Bonn. Die Mobilfunk-Messwoche, die Ende Juni stattfand, verzeichnete einen dramatischen Rückgang der Teilnehmerzahlen. Während im vergangenen Jahr mehr als 150.000 Nutzer aktiv an den Tests teilnahmen, waren es in diesem Jahr lediglich gut 60.000 Nutzer, die ihre Daten über die App Mobilfunk-Check einbrachten.

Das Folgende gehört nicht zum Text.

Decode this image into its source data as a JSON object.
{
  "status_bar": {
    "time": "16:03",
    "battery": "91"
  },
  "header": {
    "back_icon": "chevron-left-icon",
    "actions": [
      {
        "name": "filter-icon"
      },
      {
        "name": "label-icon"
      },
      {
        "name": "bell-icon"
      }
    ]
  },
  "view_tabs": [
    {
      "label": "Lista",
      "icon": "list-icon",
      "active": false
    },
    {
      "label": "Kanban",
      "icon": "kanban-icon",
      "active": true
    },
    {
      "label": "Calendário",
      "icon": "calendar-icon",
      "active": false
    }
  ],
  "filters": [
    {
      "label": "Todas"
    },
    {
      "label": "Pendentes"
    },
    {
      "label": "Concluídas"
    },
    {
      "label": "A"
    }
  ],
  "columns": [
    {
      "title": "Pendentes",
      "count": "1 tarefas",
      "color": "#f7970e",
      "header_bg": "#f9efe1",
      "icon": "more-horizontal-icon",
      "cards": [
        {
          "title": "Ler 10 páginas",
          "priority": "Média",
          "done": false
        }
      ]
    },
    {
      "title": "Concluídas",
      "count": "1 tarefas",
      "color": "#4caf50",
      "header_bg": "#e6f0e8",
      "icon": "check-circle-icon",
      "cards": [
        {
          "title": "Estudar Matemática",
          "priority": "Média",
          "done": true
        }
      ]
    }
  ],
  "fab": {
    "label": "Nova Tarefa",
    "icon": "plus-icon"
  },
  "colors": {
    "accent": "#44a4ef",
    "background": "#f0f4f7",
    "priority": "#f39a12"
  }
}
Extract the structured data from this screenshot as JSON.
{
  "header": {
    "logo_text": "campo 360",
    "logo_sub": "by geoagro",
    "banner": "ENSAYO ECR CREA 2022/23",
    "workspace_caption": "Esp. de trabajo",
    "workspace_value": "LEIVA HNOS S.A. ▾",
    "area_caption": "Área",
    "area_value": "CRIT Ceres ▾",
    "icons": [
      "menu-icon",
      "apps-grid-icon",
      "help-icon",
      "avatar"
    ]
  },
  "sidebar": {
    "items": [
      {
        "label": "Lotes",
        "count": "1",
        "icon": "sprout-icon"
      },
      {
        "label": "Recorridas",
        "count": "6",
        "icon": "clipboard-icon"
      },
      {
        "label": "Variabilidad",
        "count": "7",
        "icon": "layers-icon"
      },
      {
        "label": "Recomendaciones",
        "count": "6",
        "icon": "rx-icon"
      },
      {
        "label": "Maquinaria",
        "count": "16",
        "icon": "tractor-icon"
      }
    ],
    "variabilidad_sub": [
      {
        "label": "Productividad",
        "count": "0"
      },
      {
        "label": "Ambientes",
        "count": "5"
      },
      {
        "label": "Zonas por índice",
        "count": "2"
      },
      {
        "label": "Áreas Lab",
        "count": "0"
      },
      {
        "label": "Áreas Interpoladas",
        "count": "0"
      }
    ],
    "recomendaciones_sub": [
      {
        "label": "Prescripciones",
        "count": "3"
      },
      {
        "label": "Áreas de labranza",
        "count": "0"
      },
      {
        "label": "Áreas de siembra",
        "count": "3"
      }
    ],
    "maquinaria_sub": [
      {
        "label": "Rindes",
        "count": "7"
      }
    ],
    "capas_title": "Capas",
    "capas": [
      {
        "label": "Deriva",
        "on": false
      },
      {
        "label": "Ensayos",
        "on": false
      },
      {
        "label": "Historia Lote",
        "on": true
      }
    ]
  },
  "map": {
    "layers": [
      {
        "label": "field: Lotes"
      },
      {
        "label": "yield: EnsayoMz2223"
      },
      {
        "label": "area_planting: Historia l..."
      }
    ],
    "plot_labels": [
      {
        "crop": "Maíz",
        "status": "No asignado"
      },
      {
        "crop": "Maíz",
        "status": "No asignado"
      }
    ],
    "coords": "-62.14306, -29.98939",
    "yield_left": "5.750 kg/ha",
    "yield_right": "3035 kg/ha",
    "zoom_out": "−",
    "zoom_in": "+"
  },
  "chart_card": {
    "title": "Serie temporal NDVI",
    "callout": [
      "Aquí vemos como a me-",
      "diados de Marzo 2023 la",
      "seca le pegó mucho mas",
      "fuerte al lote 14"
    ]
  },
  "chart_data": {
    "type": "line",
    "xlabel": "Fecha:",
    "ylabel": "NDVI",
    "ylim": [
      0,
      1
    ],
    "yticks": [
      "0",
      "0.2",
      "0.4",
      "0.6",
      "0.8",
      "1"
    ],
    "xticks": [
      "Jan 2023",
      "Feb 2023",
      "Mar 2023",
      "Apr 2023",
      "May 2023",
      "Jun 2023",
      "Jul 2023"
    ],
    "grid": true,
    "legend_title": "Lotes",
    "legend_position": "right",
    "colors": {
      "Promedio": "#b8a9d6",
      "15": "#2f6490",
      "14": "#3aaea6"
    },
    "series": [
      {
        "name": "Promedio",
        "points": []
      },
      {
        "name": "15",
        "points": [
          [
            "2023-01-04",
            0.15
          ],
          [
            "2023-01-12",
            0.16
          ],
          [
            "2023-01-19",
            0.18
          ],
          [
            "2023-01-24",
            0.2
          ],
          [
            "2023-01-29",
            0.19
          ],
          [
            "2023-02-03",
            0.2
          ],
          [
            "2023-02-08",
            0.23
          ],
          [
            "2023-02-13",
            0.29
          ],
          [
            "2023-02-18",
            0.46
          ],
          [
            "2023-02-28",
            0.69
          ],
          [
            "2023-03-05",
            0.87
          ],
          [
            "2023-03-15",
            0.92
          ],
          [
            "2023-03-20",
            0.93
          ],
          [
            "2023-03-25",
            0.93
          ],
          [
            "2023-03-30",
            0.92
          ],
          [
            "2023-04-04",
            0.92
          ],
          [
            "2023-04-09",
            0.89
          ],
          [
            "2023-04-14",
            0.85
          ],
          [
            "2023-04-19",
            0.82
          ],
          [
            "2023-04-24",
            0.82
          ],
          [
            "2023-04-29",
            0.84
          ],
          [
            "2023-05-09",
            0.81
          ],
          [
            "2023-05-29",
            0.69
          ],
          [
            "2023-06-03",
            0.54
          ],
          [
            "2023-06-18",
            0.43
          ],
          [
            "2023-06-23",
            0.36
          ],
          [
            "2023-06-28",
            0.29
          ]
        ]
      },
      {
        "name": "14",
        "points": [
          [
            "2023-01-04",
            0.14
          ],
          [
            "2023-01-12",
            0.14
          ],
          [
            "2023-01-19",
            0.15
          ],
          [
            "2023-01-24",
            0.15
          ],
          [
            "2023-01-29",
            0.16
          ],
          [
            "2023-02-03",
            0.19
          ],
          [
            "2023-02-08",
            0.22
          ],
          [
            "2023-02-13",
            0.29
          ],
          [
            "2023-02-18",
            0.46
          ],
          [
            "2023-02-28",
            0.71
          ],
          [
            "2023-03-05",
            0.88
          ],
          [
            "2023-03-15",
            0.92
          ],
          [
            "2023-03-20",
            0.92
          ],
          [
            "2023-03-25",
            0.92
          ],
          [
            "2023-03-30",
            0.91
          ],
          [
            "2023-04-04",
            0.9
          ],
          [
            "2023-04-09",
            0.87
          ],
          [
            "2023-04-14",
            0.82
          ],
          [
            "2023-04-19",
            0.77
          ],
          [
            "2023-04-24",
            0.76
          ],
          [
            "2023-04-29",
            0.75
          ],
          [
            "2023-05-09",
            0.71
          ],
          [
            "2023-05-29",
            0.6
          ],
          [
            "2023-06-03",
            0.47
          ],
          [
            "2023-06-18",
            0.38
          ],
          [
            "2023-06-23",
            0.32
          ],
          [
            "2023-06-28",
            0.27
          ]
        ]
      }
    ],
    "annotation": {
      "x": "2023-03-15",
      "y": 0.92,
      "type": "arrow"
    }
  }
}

Die Bundesnetzagentur gab bekannt, dass die diesjährigen Teilnehmer nur knapp 20 Millionen Messpunkte erfassten, während es im Vorjahr noch beeindruckende 146 Millionen Messungen waren. Diese signifikante Abnahme wirft Fragen zur öffentlichen Wahrnehmung und dem Interesse an der Qualität der Mobilfunknetze auf.
Die Aktionswoche hatte das Ziel, den Nutzern die Möglichkeit zu geben, die tatsächliche Übertragungsqualität an ihrem Standort zu überprüfen. Mithilfe der Mobilfunk-Check-App sollten die gesammelten Daten den Netzbetreibern helfen, ein besseres Bild von bestehenden Funklöchern zu erhalten und diese gezielt anzugehen.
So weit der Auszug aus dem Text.